Wholesale outlets, like Fulton Fish Market, will often take 100 pounds, when retail outlets might take 20 pounds.
“Yeah, and you don’t want to cut the middleman out and make him mad,” suggests his mother.
Mrs. Heath turns down an offer of blowfish, and the fishermen head to the pack-out house at the docks in Montauk. Once there, they do not pay a fee for packing their catch, but they must purchase the waxed cardboard boxes, sold for up to $15 per carton.
Everything except the blowfish is sold to one of the seven outfits within the Fulton Fish Market right there. Fulton trucks pick up every evening, Monday through Thursday. The fisherman “ship on consignment,” meaning they sell their fish without a price tag. The price is determined by supply and demand, dictated by the Fulton Fish Market.

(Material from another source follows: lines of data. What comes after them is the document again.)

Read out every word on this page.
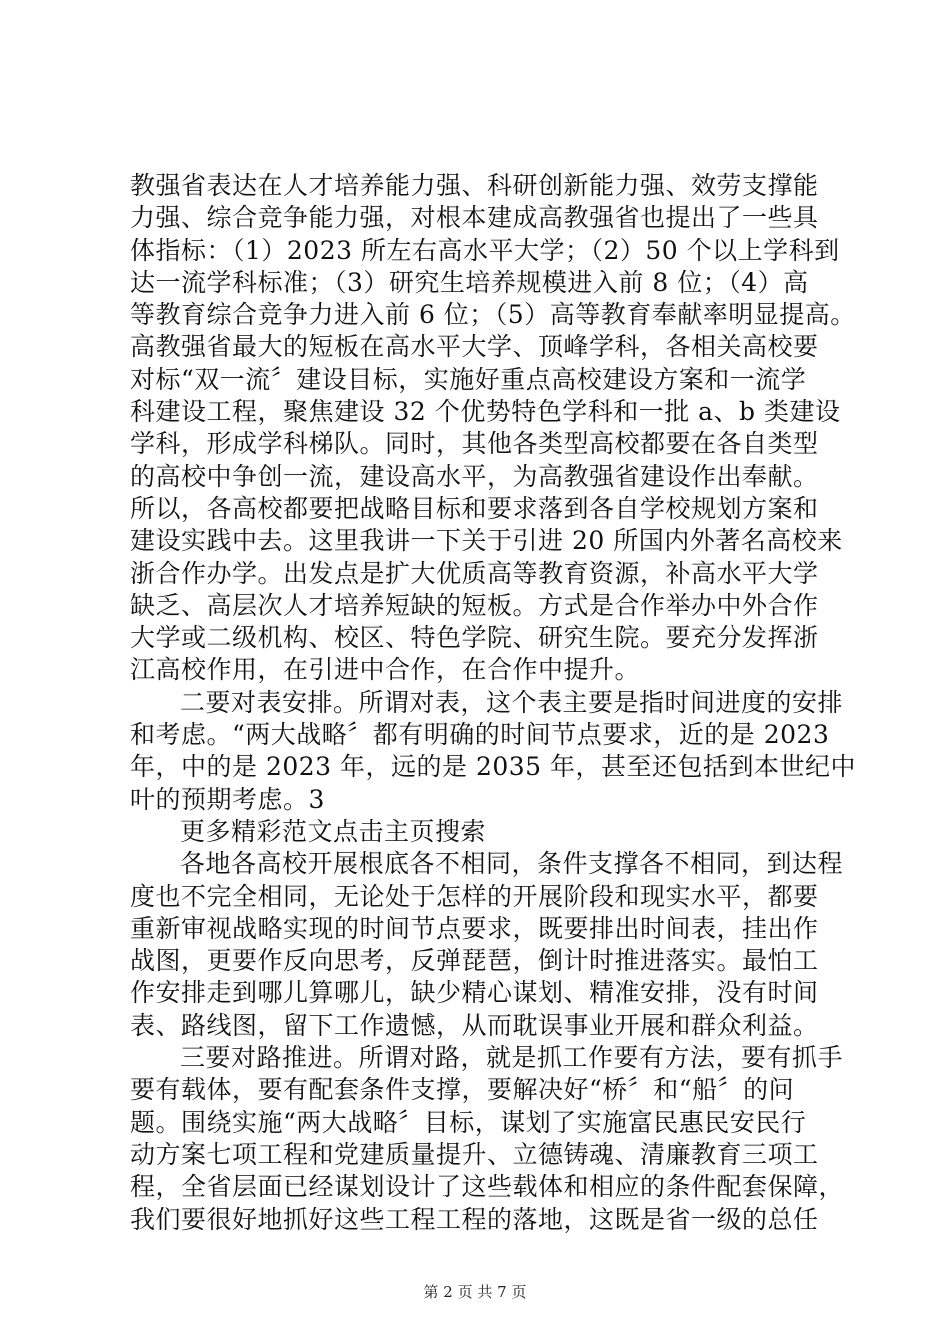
教强省表达在人才培养能力强、科研创新能力强、效劳支撑能
力强、综合竞争能力强，对根本建成高教强省也提出了一些具
体指标：（1）2023 所左右高水平大学；（2）50 个以上学科到
达一流学科标准；（3）研究生培养规模进入前 8 位；（4）高
等教育综合竞争力进入前 6 位；（5）高等教育奉献率明显提高。
高教强省最大的短板在高水平大学、顶峰学科，各相关高校要
对标“双一流〞建设目标，实施好重点高校建设方案和一流学
科建设工程，聚焦建设 32 个优势特色学科和一批 a、b 类建设
学科，形成学科梯队。同时，其他各类型高校都要在各自类型
的高校中争创一流，建设高水平，为高教强省建设作出奉献。
所以，各高校都要把战略目标和要求落到各自学校规划方案和
建设实践中去。这里我讲一下关于引进 20 所国内外著名高校来
浙合作办学。出发点是扩大优质高等教育资源，补高水平大学
缺乏、高层次人才培养短缺的短板。方式是合作举办中外合作
大学或二级机构、校区、特色学院、研究生院。要充分发挥浙
江高校作用，在引进中合作，在合作中提升。
二要对表安排。所谓对表，这个表主要是指时间进度的安排
和考虑。“两大战略〞都有明确的时间节点要求，近的是 2023
年，中的是 2023 年，远的是 2035 年，甚至还包括到本世纪中
叶的预期考虑。3
更多精彩范文点击主页搜索
各地各高校开展根底各不相同，条件支撑各不相同，到达程
度也不完全相同，无论处于怎样的开展阶段和现实水平，都要
重新审视战略实现的时间节点要求，既要排出时间表，挂出作
战图，更要作反向思考，反弹琵琶，倒计时推进落实。最怕工
作安排走到哪儿算哪儿，缺少精心谋划、精准安排，没有时间
表、路线图，留下工作遗憾，从而耽误事业开展和群众利益。
三要对路推进。所谓对路，就是抓工作要有方法，要有抓手
要有载体，要有配套条件支撑，要解决好“桥〞和“船〞的问
题。围绕实施“两大战略〞目标，谋划了实施富民惠民安民行
动方案七项工程和党建质量提升、立德铸魂、清廉教育三项工
程，全省层面已经谋划设计了这些载体和相应的条件配套保障，
我们要很好地抓好这些工程工程的落地，这既是省一级的总任
第 2 页 共 7 页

While at the docks, they get wind of a new seafood shop in the Village of East Hampton that wants the blowfish.
“How much do you have?” the woman behind the fish counter asks when they get there.
“About 100 pounds,” Heath tells her.
“Don’t play me like that,” she says, filling boxes of hot lunches for a customer.
The look of panic sets in on the worn faces of the two fishermen. And they set off to find a willing buyer for approximately 12 bushels of Bonac blow toad.